Apr 10, 2011

Kazakhstan’s fictional democracy

Nursultan Nazarbayev, the “victor” in Kazakhstan’s recent presidential election with 95 percent of the vote,claimed on this page April 1 that his country has a democratic destiny. Unfortunately, Nazarbayev’s record as president since his country gained independence in 1991 shows that Kazakhstan is moving away from, not closer to, a democratic system of government. Indeed, the profound disconnect between reality in Kazakhstan and Nazarbayev’s assertions resembles other authoritarian regimes where leaders seek to wrap themselves in some form of democratic legitimacy.
Take the April 3 snap election, which was devoid of any real choice, much as in the days of Soviet rule. Called as an alternative to a widely criticized referendum that would have allowed Nazarbayev to remain in office until 2020 without any elections, the recent vote was itself a poorly disguised referendum with unrealistically high turnout. In his Post op-ed, Nazarbayev pledged to “do everything to ensure these elections will be free and fair.” If he wanted his reelection to be fair, why did he call it a year early? Or stage voting on two months’ notice? Rather than allow external events, such as what’s come to be known as the “Arab Spring,” enter the discussion of Kazakh succession in 2012, Nazarbayev effectively nipped such speculation in the bud. Expediency drove the timing of his election — and his op-ed.
No Kazakh election since independence has been deemed free or fair by international standards. Opposition parties and candidates are not registered to compete, and even the 7 percent threshold of the vote for entering parliament remains impossibly high for political opponents who meet obstacles at every turn. When then-Secretary of State Madeleine Albright visited Almaty in 1999, the head of an opposition party found the entrance to his apartment building bricked in to prevent him from meeting her. Just after Nazarbayev’s previous “reelection,” in 2005, Altynbek Sarsenbayev, a leader of another opposition party, was initially reported to have shot himself in the back of the head, twice, before the government realized that story wouldn’t hold and manufactured a culprit. Little wonder that so few people seek to challenge Nazarbayev in elections.

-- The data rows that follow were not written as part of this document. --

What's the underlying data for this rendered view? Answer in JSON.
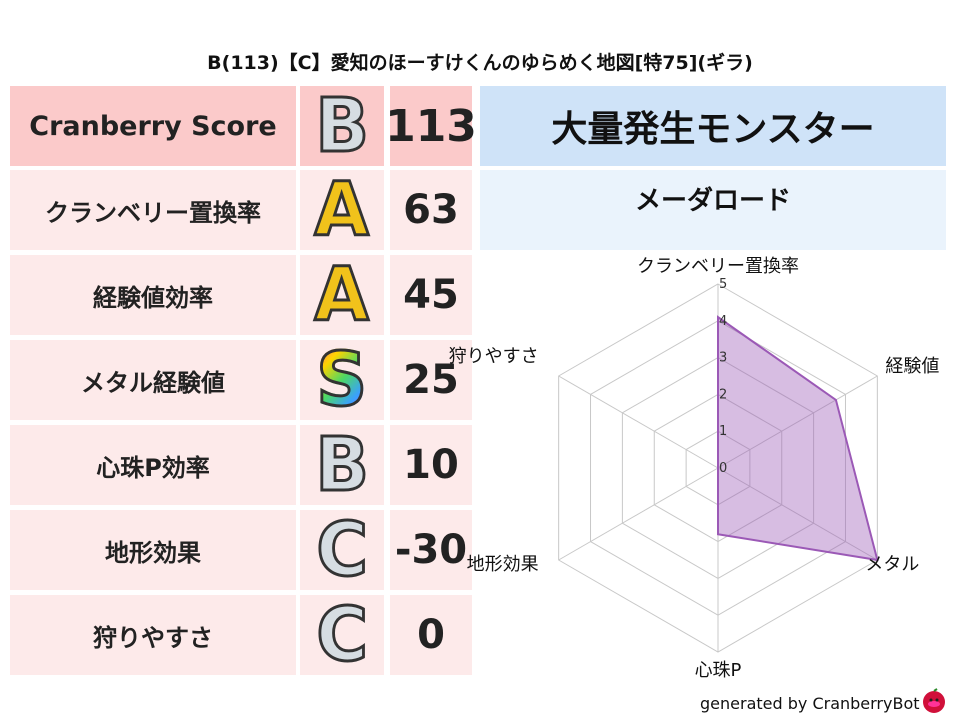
{
  "title": "B(113)【C】愛知のほーすけくんのゆらめく地図[特75](ギラ)",
  "rows": [
    {
      "label": "Cranberry Score",
      "grade": "B",
      "value": "113"
    },
    {
      "label": "クランベリー置換率",
      "grade": "A",
      "value": "63"
    },
    {
      "label": "経験値効率",
      "grade": "A",
      "value": "45"
    },
    {
      "label": "メタル経験値",
      "grade": "S",
      "value": "25"
    },
    {
      "label": "心珠P効率",
      "grade": "B",
      "value": "10"
    },
    {
      "label": "地形効果",
      "grade": "C",
      "value": "-30"
    },
    {
      "label": "狩りやすさ",
      "grade": "C",
      "value": "0"
    }
  ],
  "monster_header": "大量発生モンスター",
  "monster_name": "メーダロード",
  "chart_data": {
    "type": "radar",
    "axes": [
      "クランベリー置換率",
      "経験値",
      "メタル",
      "心珠P",
      "地形効果",
      "狩りやすさ"
    ],
    "values": [
      4.1,
      3.7,
      5.0,
      1.8,
      0,
      0
    ],
    "ticks": [
      "0",
      "1",
      "2",
      "3",
      "4",
      "5"
    ],
    "range": [
      0,
      5
    ],
    "color": "#9b59b6"
  },
  "credit": "generated by CranberryBot",
  "colors": {
    "header_pink": "#fbcaca",
    "row_pink": "#fdeaea",
    "header_blue": "#cfe3f8",
    "row_blue": "#eaf3fc"
  }
}
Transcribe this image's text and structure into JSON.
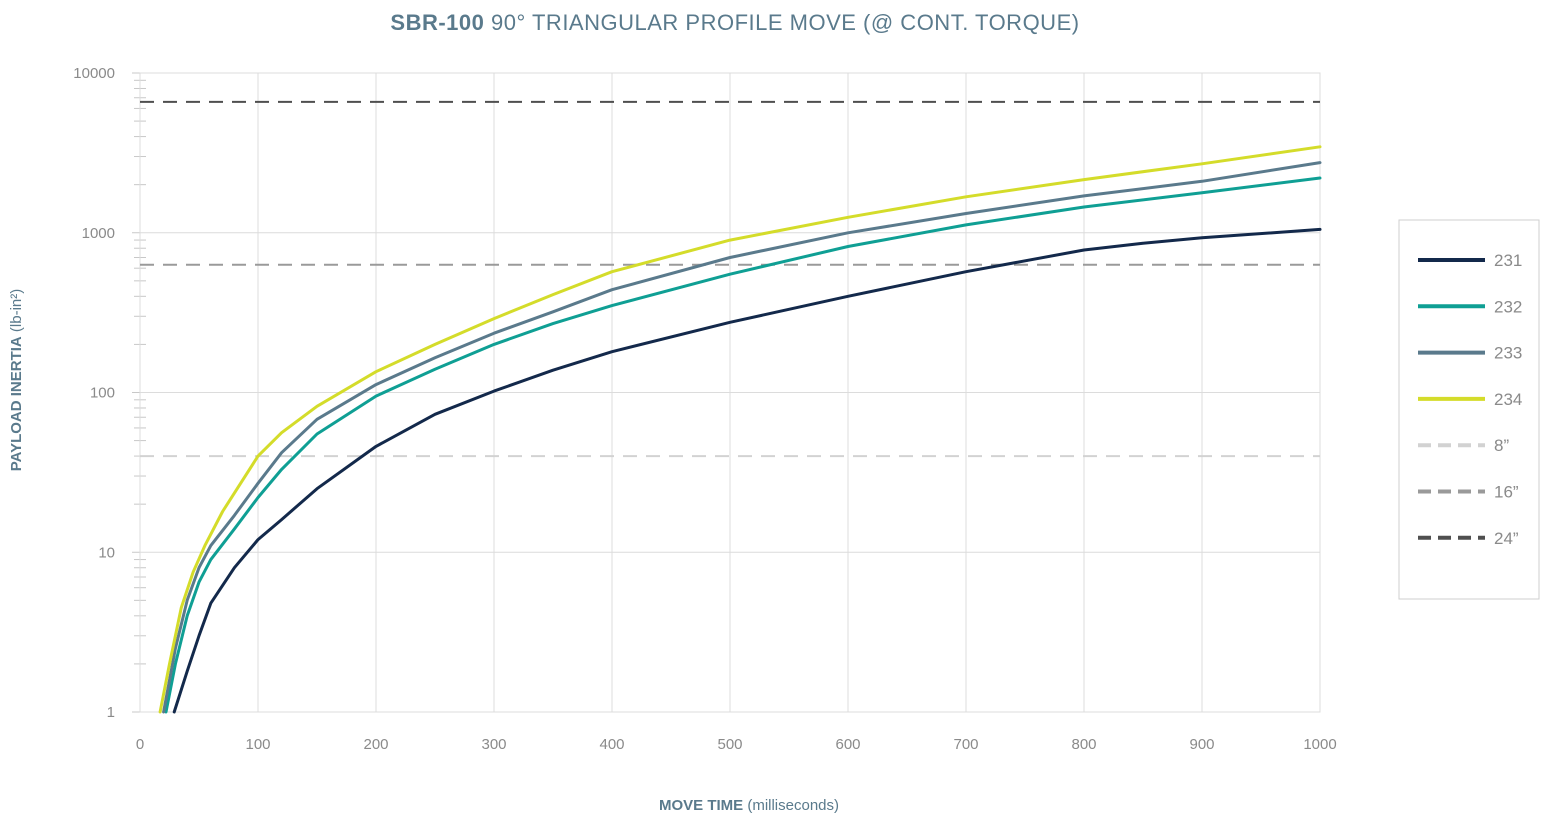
{
  "chart_data": {
    "type": "line",
    "title_bold": "SBR-100",
    "title_rest": " 90° TRIANGULAR PROFILE MOVE (@ CONT. TORQUE)",
    "xlabel_bold": "MOVE TIME",
    "xlabel_rest": " (milliseconds)",
    "ylabel_bold": "PAYLOAD INERTIA",
    "ylabel_rest": " (lb-in²)",
    "xlim": [
      0,
      1000
    ],
    "ylim": [
      1,
      10000
    ],
    "yscale": "log",
    "grid": true,
    "legend_position": "right",
    "x_ticks": [
      "0",
      "100",
      "200",
      "300",
      "400",
      "500",
      "600",
      "700",
      "800",
      "900",
      "1000"
    ],
    "y_ticks": [
      {
        "value": 1,
        "label": "1"
      },
      {
        "value": 10,
        "label": "10"
      },
      {
        "value": 100,
        "label": "100"
      },
      {
        "value": 1000,
        "label": "1000"
      },
      {
        "value": 10000,
        "label": "10000"
      }
    ],
    "series": [
      {
        "name": "231",
        "color": "#13294b",
        "style": "solid",
        "points": [
          [
            29,
            1
          ],
          [
            40,
            1.8
          ],
          [
            50,
            3
          ],
          [
            60,
            4.8
          ],
          [
            80,
            8
          ],
          [
            100,
            12
          ],
          [
            120,
            16
          ],
          [
            150,
            25
          ],
          [
            200,
            46
          ],
          [
            250,
            73
          ],
          [
            300,
            102
          ],
          [
            350,
            138
          ],
          [
            400,
            180
          ],
          [
            500,
            275
          ],
          [
            600,
            400
          ],
          [
            700,
            570
          ],
          [
            800,
            780
          ],
          [
            850,
            860
          ],
          [
            900,
            930
          ],
          [
            1000,
            1050
          ]
        ]
      },
      {
        "name": "232",
        "color": "#0f9f94",
        "style": "solid",
        "points": [
          [
            22,
            1
          ],
          [
            30,
            2
          ],
          [
            40,
            4
          ],
          [
            50,
            6.5
          ],
          [
            60,
            9
          ],
          [
            80,
            14
          ],
          [
            100,
            22
          ],
          [
            120,
            33
          ],
          [
            150,
            55
          ],
          [
            200,
            95
          ],
          [
            250,
            140
          ],
          [
            300,
            200
          ],
          [
            350,
            270
          ],
          [
            400,
            350
          ],
          [
            500,
            550
          ],
          [
            600,
            820
          ],
          [
            700,
            1120
          ],
          [
            800,
            1450
          ],
          [
            900,
            1780
          ],
          [
            1000,
            2200
          ]
        ]
      },
      {
        "name": "233",
        "color": "#5a7a8c",
        "style": "solid",
        "points": [
          [
            20,
            1
          ],
          [
            30,
            2.5
          ],
          [
            40,
            5
          ],
          [
            50,
            8
          ],
          [
            60,
            11
          ],
          [
            80,
            17
          ],
          [
            100,
            27
          ],
          [
            120,
            42
          ],
          [
            150,
            68
          ],
          [
            200,
            112
          ],
          [
            250,
            165
          ],
          [
            300,
            235
          ],
          [
            350,
            320
          ],
          [
            400,
            440
          ],
          [
            500,
            700
          ],
          [
            600,
            1000
          ],
          [
            700,
            1320
          ],
          [
            800,
            1700
          ],
          [
            900,
            2100
          ],
          [
            1000,
            2750
          ]
        ]
      },
      {
        "name": "234",
        "color": "#d4dc2a",
        "style": "solid",
        "points": [
          [
            17,
            1
          ],
          [
            25,
            2
          ],
          [
            35,
            4.5
          ],
          [
            45,
            7.5
          ],
          [
            55,
            11
          ],
          [
            70,
            18
          ],
          [
            100,
            40
          ],
          [
            120,
            56
          ],
          [
            150,
            82
          ],
          [
            200,
            135
          ],
          [
            250,
            200
          ],
          [
            300,
            290
          ],
          [
            350,
            410
          ],
          [
            400,
            570
          ],
          [
            500,
            900
          ],
          [
            600,
            1250
          ],
          [
            700,
            1680
          ],
          [
            800,
            2150
          ],
          [
            900,
            2700
          ],
          [
            1000,
            3450
          ]
        ]
      },
      {
        "name": "8”",
        "color": "#d2d2d2",
        "style": "dashed",
        "y": 40
      },
      {
        "name": "16”",
        "color": "#9a9a9a",
        "style": "dashed",
        "y": 630
      },
      {
        "name": "24”",
        "color": "#4f4f4f",
        "style": "dashed",
        "y": 6600
      }
    ]
  }
}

Then there is media freedom, or lack thereof. One day before Nazarbayev’s op-ed was published, the editor of an independent Kazakh newspaper, Daniyar Moldashev, went missing after reportedly having been beaten by assailants. The world’s major media freedom organizations have consistently joined Freedom House in rating Kazakhstan’s media environment “not free.” On almost all other key indexes, the Central Asian state ranks among the lowest when it comes to fundamental freedoms. Despite guarantees of media freedom in Kazakhstan’s constitution, journalists in the country self-censor amid authorities’ seizures of print runs of newspapers and use of repressive media laws to muzzle dissent.
In 2007, Kazakhstan made a series of commitments to secure the chairmanship of the Organization for Security and Cooperation in Europe (OSCE). Among these were pledges to decriminalize libel, which Nazarbayev and his pliant parliament pursued only half-heartedly. Instead, last year Kazakhstan passed a “Father of the Nation” law, compounding existing laws that make it a crime to publicly question the honor and dignity of the president — essentially thumbing its nose at one of the most basic democratic principles. Meanwhile, Kazakhstan’s most prominent human rights defender, Yevgeniy Zhovtis, languishes in jail following a questionable conviction in September 2009 for killing a pedestrian in a traffic accident.
Vast oil and gas reserves have fueled economic progress in Kazakhstan, but Nazarbayev is vigorously pursuing a risky course of calibrated economic opening without meaningful political reform. Emerging global trends reveal that this is a dead-end strategy. The results of this approach are clear in a number of would-be economic modernizers, including Hosni Mubarak’s Egypt. Without political accountability, corruption — the Achilles’ heel of venal authoritarian regimes — becomes even more entrenched, and resentment builds toward those in power. Kazakhstan’s cooperation in the Northern Distribution Network, as the supply route to Afghanistan is known, and its energy resources may temper Western criticism of Nazarbayev’s consistently authoritarian ways, but the facts on the ground do not support claims of democratic development.
“Our road to democracy is irreversible,” Nazarbayev wrote in The Post. The lack of real choice and the rushed nature of this month’s election, however, were not steps along that road. Except for 1992, when it was rated “partly free,” Kazakhstan has been rated “not free” every year under Nazarbayev’s leadership in Freedom House’s annual world rankings. And the indicators used in the study suggest backsliding, not improvement. Indeed, as long as Nazarbayev perpetuates his hold on power by whatever means necessary, Kazakhstan will be headed in the wrong direction on the “road to democracy. ”
David J. Kramer is executive director and Sam Patten is senior program manager for Eurasia at Freedom House.